In May, volunteers from local company TELCO (Traffic Electrical & Lighting Company, Inc.) showed up with one of their boom trucks to help us remove the fanshaft and bearing. The following photos should give you an idea of the fun involved in handling locomotive parts.
On March 28th, we received a forklift donated by George Longenecker & Sons of Bernville, PA, who operate a contracting business, as well as an appliance and furniture store on Rt. 183 near Bernville.
A large part of the labor to restore this locomotive back to service was furnished by our group of teenage and early 20’s volunteers. A great big thank you goes out to all who helped so far with the restoration. Why not come out and lend a hand on Saturdays at Leesport or if that is not possible would you care to make a financial contribution towards the cost of painting the locomotive?
The forklift is an Erickson model F-7, built in the mid 1970s. It is propane powered, with a Continental engine, manual transmission, pneumatic tires, and an 8000 lb. capacity.
We are very grateful to the Longeneckers for this donation.

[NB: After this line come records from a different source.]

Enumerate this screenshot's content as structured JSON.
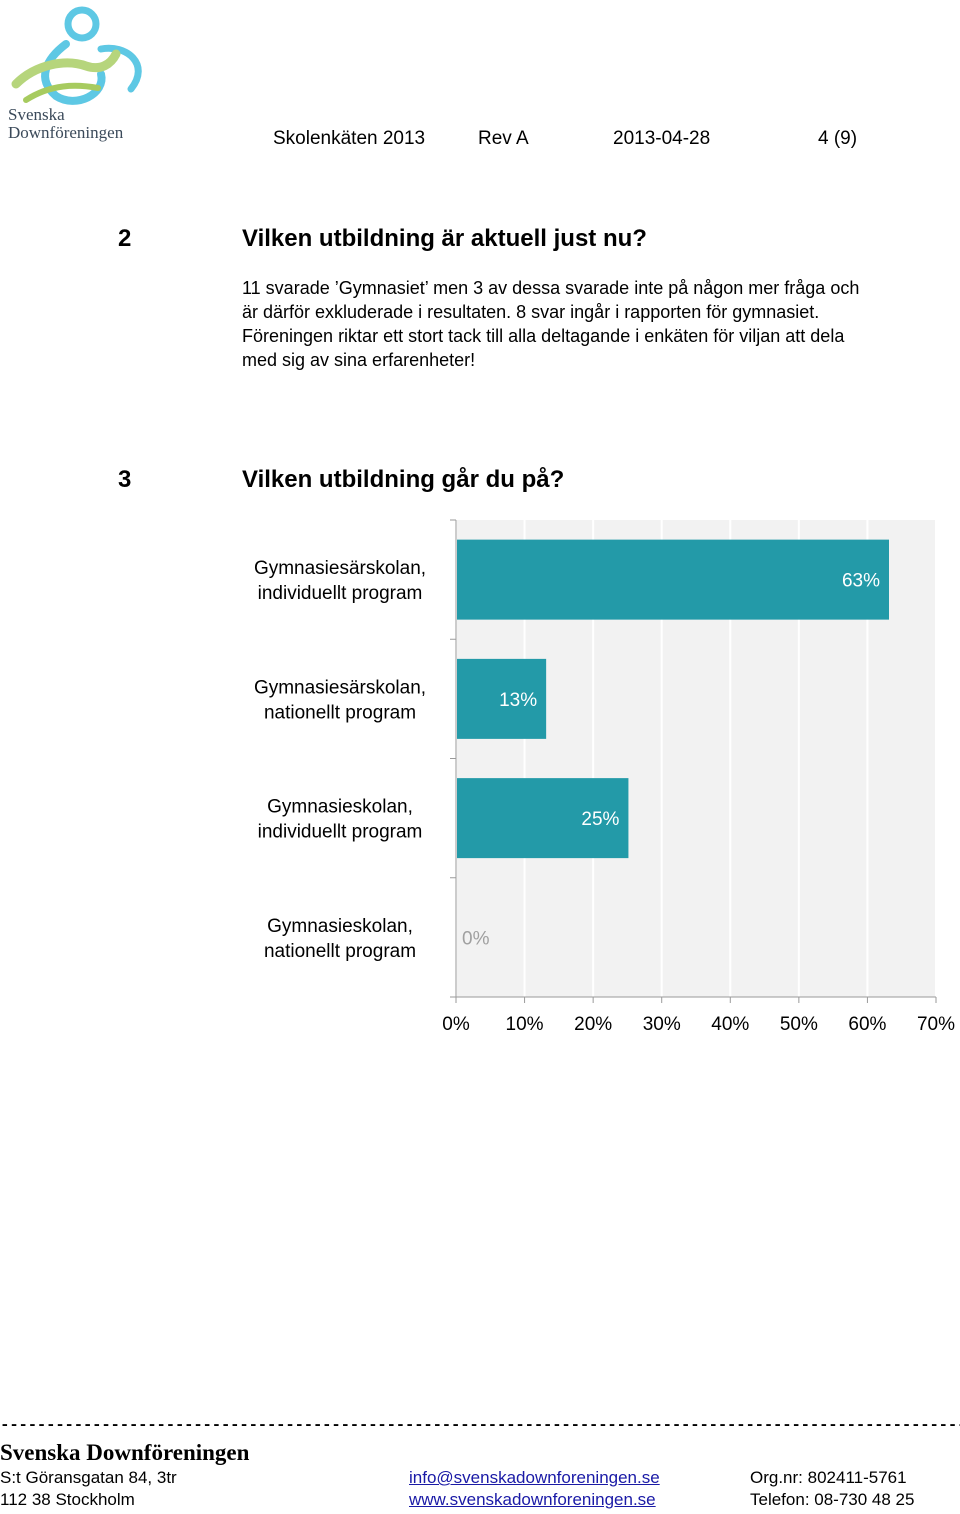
{
  "logo": {
    "line1": "Svenska",
    "line2": "Downföreningen"
  },
  "header": {
    "doc_title": "Skolenkäten 2013",
    "revision": "Rev A",
    "date": "2013-04-28",
    "page": "4 (9)"
  },
  "section2": {
    "number": "2",
    "title": "Vilken utbildning är aktuell just nu?",
    "lines": [
      "11 svarade ’Gymnasiet’ men 3 av dessa svarade inte på någon mer fråga och",
      "är därför exkluderade i resultaten. 8 svar ingår i rapporten för gymnasiet.",
      "Föreningen riktar ett stort tack till alla deltagande i enkäten för viljan att dela",
      "med sig av sina erfarenheter!"
    ]
  },
  "section3": {
    "number": "3",
    "title": "Vilken utbildning går du på?"
  },
  "chart_data": {
    "type": "bar",
    "orientation": "horizontal",
    "categories": [
      [
        "Gymnasiesärskolan,",
        "individuellt program"
      ],
      [
        "Gymnasiesärskolan,",
        "nationellt program"
      ],
      [
        "Gymnasieskolan,",
        "individuellt program"
      ],
      [
        "Gymnasieskolan,",
        "nationellt program"
      ]
    ],
    "values": [
      63,
      13,
      25,
      0
    ],
    "value_labels": [
      "63%",
      "13%",
      "25%",
      "0%"
    ],
    "xlim": [
      0,
      70
    ],
    "xticks": [
      "0%",
      "10%",
      "20%",
      "30%",
      "40%",
      "50%",
      "60%",
      "70%"
    ],
    "grid": true,
    "bar_color": "#239aa8",
    "plot_bg": "#f2f2f2"
  },
  "footer": {
    "dashes": "------------------------------------------------------------------------------------------------------------------------",
    "org_name": "Svenska Downföreningen",
    "address1": "S:t Göransgatan 84, 3tr",
    "address2": "112 38 Stockholm",
    "email": "info@svenskadownforeningen.se",
    "web": "www.svenskadownforeningen.se",
    "orgnr": "Org.nr:  802411-5761",
    "phone": "Telefon: 08-730 48 25"
  }
}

As we develop our museum at Schuylkill Haven, we will be seeking donations of other equipment, including:
- Boom truck or small crane
- Stakebody truck, preferably with a liftgate
- Small dump truck
- Skid loader
- Metal and woodworking machinery
As a 501(c)3 not-for-profit educational organization, donations to us can be used as income tax reductions. If you or your company could help with these items or others, please contact us!
On March 17th, Reading baggage car #1715 was placed on rail in our collection. The car, which began life as a “combine” (combined passenger coach and baggage) was built for the Reading around 1924.

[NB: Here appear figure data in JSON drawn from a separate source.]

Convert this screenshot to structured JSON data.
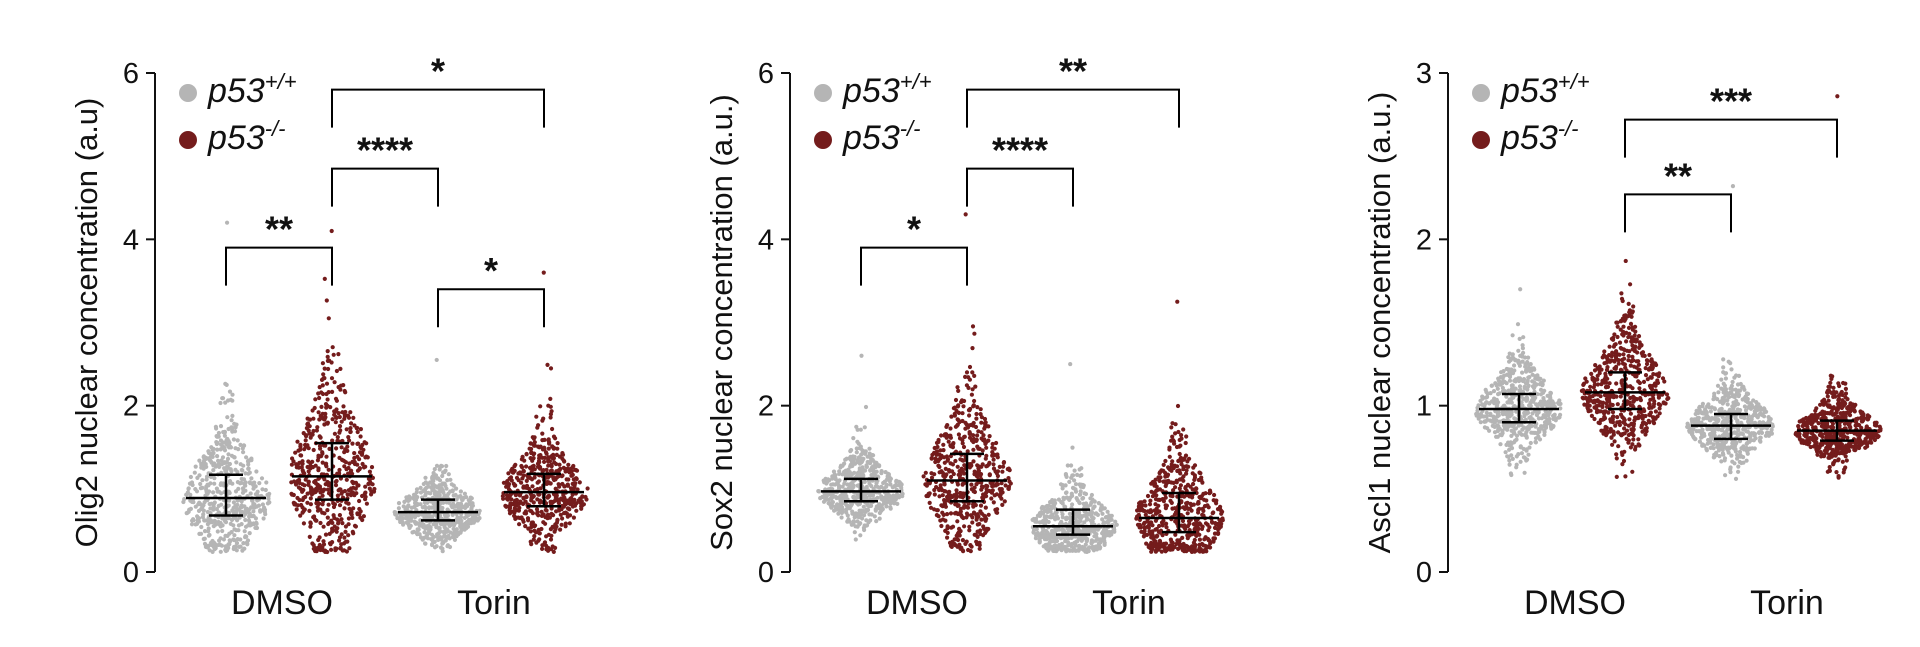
{
  "colors": {
    "wt": "#b5b5b5",
    "ko": "#741c1c",
    "axis": "#111111"
  },
  "legend": [
    {
      "gene": "p53",
      "sup": "+/+",
      "color": "#b5b5b5"
    },
    {
      "gene": "p53",
      "sup": "-/-",
      "color": "#741c1c"
    }
  ],
  "chart_data": [
    {
      "type": "scatter",
      "ylabel": "Olig2 nuclear concentration (a.u)",
      "ylim": [
        0,
        6
      ],
      "yticks": [
        "0",
        "2",
        "4",
        "6"
      ],
      "categories": [
        "DMSO",
        "Torin"
      ],
      "groups": [
        {
          "category": "DMSO",
          "series": "p53+/+",
          "median": 0.89,
          "q1": 0.68,
          "q3": 1.17,
          "max": 4.2
        },
        {
          "category": "DMSO",
          "series": "p53-/-",
          "median": 1.15,
          "q1": 0.87,
          "q3": 1.55,
          "max": 4.1
        },
        {
          "category": "Torin",
          "series": "p53+/+",
          "median": 0.72,
          "q1": 0.62,
          "q3": 0.87,
          "max": 2.55
        },
        {
          "category": "Torin",
          "series": "p53-/-",
          "median": 0.96,
          "q1": 0.79,
          "q3": 1.18,
          "max": 3.6
        }
      ],
      "significance": [
        {
          "from": 1,
          "to": 3,
          "level": 5.8,
          "label": "*"
        },
        {
          "from": 1,
          "to": 2,
          "level": 4.85,
          "label": "****"
        },
        {
          "from": 0,
          "to": 1,
          "level": 3.9,
          "label": "**"
        },
        {
          "from": 2,
          "to": 3,
          "level": 3.4,
          "label": "*"
        }
      ]
    },
    {
      "type": "scatter",
      "ylabel": "Sox2 nuclear concentration (a.u.)",
      "ylim": [
        0,
        6
      ],
      "yticks": [
        "0",
        "2",
        "4",
        "6"
      ],
      "categories": [
        "DMSO",
        "Torin"
      ],
      "groups": [
        {
          "category": "DMSO",
          "series": "p53+/+",
          "median": 0.97,
          "q1": 0.85,
          "q3": 1.12,
          "max": 2.6
        },
        {
          "category": "DMSO",
          "series": "p53-/-",
          "median": 1.1,
          "q1": 0.85,
          "q3": 1.42,
          "max": 4.3
        },
        {
          "category": "Torin",
          "series": "p53+/+",
          "median": 0.55,
          "q1": 0.45,
          "q3": 0.75,
          "max": 2.5
        },
        {
          "category": "Torin",
          "series": "p53-/-",
          "median": 0.65,
          "q1": 0.48,
          "q3": 0.95,
          "max": 3.25
        }
      ],
      "significance": [
        {
          "from": 1,
          "to": 3,
          "level": 5.8,
          "label": "**"
        },
        {
          "from": 1,
          "to": 2,
          "level": 4.85,
          "label": "****"
        },
        {
          "from": 0,
          "to": 1,
          "level": 3.9,
          "label": "*"
        }
      ]
    },
    {
      "type": "scatter",
      "ylabel": "Ascl1 nuclear concentration (a.u.)",
      "ylim": [
        0,
        3
      ],
      "yticks": [
        "0",
        "1",
        "2",
        "3"
      ],
      "categories": [
        "DMSO",
        "Torin"
      ],
      "groups": [
        {
          "category": "DMSO",
          "series": "p53+/+",
          "median": 0.98,
          "q1": 0.9,
          "q3": 1.07,
          "max": 1.7
        },
        {
          "category": "DMSO",
          "series": "p53-/-",
          "median": 1.08,
          "q1": 0.98,
          "q3": 1.2,
          "max": 1.87
        },
        {
          "category": "Torin",
          "series": "p53+/+",
          "median": 0.88,
          "q1": 0.8,
          "q3": 0.95,
          "max": 2.32
        },
        {
          "category": "Torin",
          "series": "p53-/-",
          "median": 0.85,
          "q1": 0.79,
          "q3": 0.91,
          "max": 2.86
        }
      ],
      "significance": [
        {
          "from": 1,
          "to": 3,
          "level": 2.72,
          "label": "***"
        },
        {
          "from": 1,
          "to": 2,
          "level": 2.27,
          "label": "**"
        }
      ]
    }
  ]
}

We originally believed it was one of the concession cars used on the famous “Reading Rambles” steam excursions of the late 1960s and early '70’s, although now we are not so sure. In later years, it was used on the Quakertown & Eastern Railway in eastern PA, and then the Southwest Virginia Scenic Railroad. It finally settled at the North Carolina Transportation Museum in Spencer.
We purchased #1715 from NCTM in 1994, but due to the age of the car, it could not move on its own wheels. The car was finally moved on a TTX flat car, with its wheels in an accompanying gondola. On March 17th, local crane contractor Dickinson Crane and our volunteers restored #1715 to its own wheels and sent it to Leesport.
The following photos from Paul R. Troutman and Tim Weidner show some of the unloading and retrucking process.
The car is a rare class HTs or HTss, which began life as a composite (wood-sided) car during the steel shortages of WWII. It’s original number was unknown, and it was temporarily assigned #60097. Since then we have learned its original number, 66418.
For related information, please see our freight cars section on our roster page.
The Society’s 15-year search for a permanent home may be drawing to a close. At the January 27th general meeting, members in attendance unanimously approved the Museum Committee’s proposal to begin developing a permanent Reading Railroad Museum in Schuylkill Haven, PA, outside of Pottsville.